The way it would help would be that I must have something generating the 100,000 objects, many of which are == to each other. So while I’m creating them, I would normalise them, so that the transient values would be garbage which the GC will happily and efficiently collect as ephemeral data. the JVM is very good at reclaiming ephemeral object.

shawjef3 · February 28, 2020, 4:45pm

@jimka you’re looking for reference equality. Tuples and Produces (case classes are Products) don’t use reference equality for ==.

scala> (2,4) eq (2,4)
res1: Boolean = false

scala> (2,4) ne (2,4)
res2: Boolean = true

jgulotta · February 28, 2020, 5:47pm

Key retrieval is not part of the current map or set APIs, but if it’s not too much overhead you could use a TrieMap (or Java concurrent map) where the value is the same object as the first key that was inserted.

@ object Intern  {
    private val pool = collection.concurrent.TrieMap.empty[AnyRef, AnyRef]

    def apply[T](value: T): T = pool.getOrElseUpdate(value.asInstanceOf[AnyRef], value.asInstanceOf[AnyRef]).asInstanceOf[T]
  }
defined object Intern

@ val a = (1, 2)
a: (Int, Int) = (1, 2)

@ val b = (1, 2)
b: (Int, Int) = (1, 2)

@ a == b
res12: Boolean = true

@ a eq b
res13: Boolean = false

@ a eq Intern(a)
res14: Boolean = true

@ b eq Intern(b)
res15: Boolean = false

@ a eq Intern(b)
res16: Boolean = true

jimka · February 28, 2020, 6:43pm

Is there a weak TrieMap ?

jimka · February 28, 2020, 7:03pm

What are all the @ signs for?

jgulotta · February 28, 2020, 7:06pm

There is no weak TrieMap, but you may be able to use a WeakReference to get the behavior you desire.

jgulotta · February 28, 2020, 7:07pm

The @ is copy/paste from an ammonite REPL session.

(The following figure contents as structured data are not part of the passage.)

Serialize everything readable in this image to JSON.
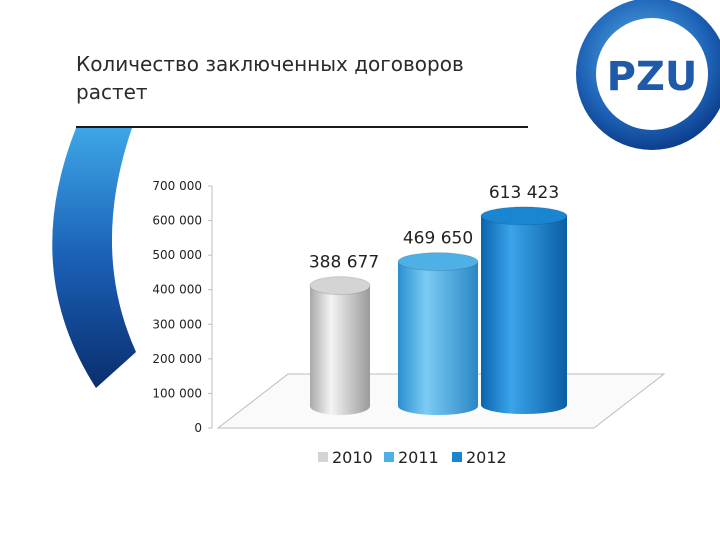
{
  "slide": {
    "title": "Количество заключенных договоров растет",
    "logo_text": "PZU"
  },
  "colors": {
    "accent_dark": "#0a2e6e",
    "accent_light": "#3ea6e6",
    "logo_ring": "#1e64b8",
    "series_2010": "#d4d4d4",
    "series_2011": "#4fb0e6",
    "series_2012": "#1a86d2"
  },
  "chart_data": {
    "type": "bar",
    "style": "3d-cylinder",
    "title": "",
    "xlabel": "",
    "ylabel": "",
    "ylim": [
      0,
      700000
    ],
    "yticks": [
      0,
      100000,
      200000,
      300000,
      400000,
      500000,
      600000,
      700000
    ],
    "ytick_labels": [
      "0",
      "100 000",
      "200 000",
      "300 000",
      "400 000",
      "500 000",
      "600 000",
      "700 000"
    ],
    "legend_position": "bottom",
    "grid": false,
    "series": [
      {
        "name": "2010",
        "value": 388677,
        "label": "388 677",
        "color": "#d4d4d4"
      },
      {
        "name": "2011",
        "value": 469650,
        "label": "469 650",
        "color": "#4fb0e6"
      },
      {
        "name": "2012",
        "value": 613423,
        "label": "613 423",
        "color": "#1a86d2"
      }
    ]
  }
}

curoli · February 28, 2020, 7:45pm

But how are you getting 100,000 independent copies of the same object?

jimka · February 28, 2020, 8:15pm

The 100,000 is a pedagogical example. My data structure uses a weak value hash map to enforce structural identity, ie to assure by construction that all isomorphic objects are eq, making tree equivalence an O(1) operation.

Sadly the Java boss weak value hash map wastes what seems like a huge amount of memory. Therefore I’m investigating whether a weak key hash map might work. But to use a weak keys map I need to find the key given something that hashes to the same thing.

Does it make sense?

jimka · February 28, 2020, 8:19pm

Seems like I may need to learn about implementing weak-references. They are magic to me.

eyalroth · March 1, 2020, 1:06pm

I’m not exactly sure what is the purpose of this code; is it to demonstrate what you are trying to achieve in general?

In any case, it seems that you’re looking for reference equality (as mentioned by others). According to this SO question, you could use Java’s IdentityHashMap for this purpose, and potentially convert it to a Scala immutable map.

jimka · March 1, 2020, 1:19pm

Can we make the java IdentityHashMap into a weak-reference hash map, so that objects which are not referenced elsewhere are subject to GC? I’ve never implemented weak-hash-tables but I’ve used them in Lisp. Taking a look at java-weak-reference I admit that I don’t understand java, and I don’t know how to use this information in Scala. Am I supposed to create a Map[] in Scala of Scala objects each wrapped by this java object? Will this allow the GC to remove objects from the Map[] when they are no longer referenced elsewhere? Or does it man I need to implement some class entirely in java and then import it into my Scala program?

eyalroth · March 1, 2020, 1:37pm

I am not exactly sure what you are trying to achieve, or what is exactly your use case in which your JVM’s memory explodes.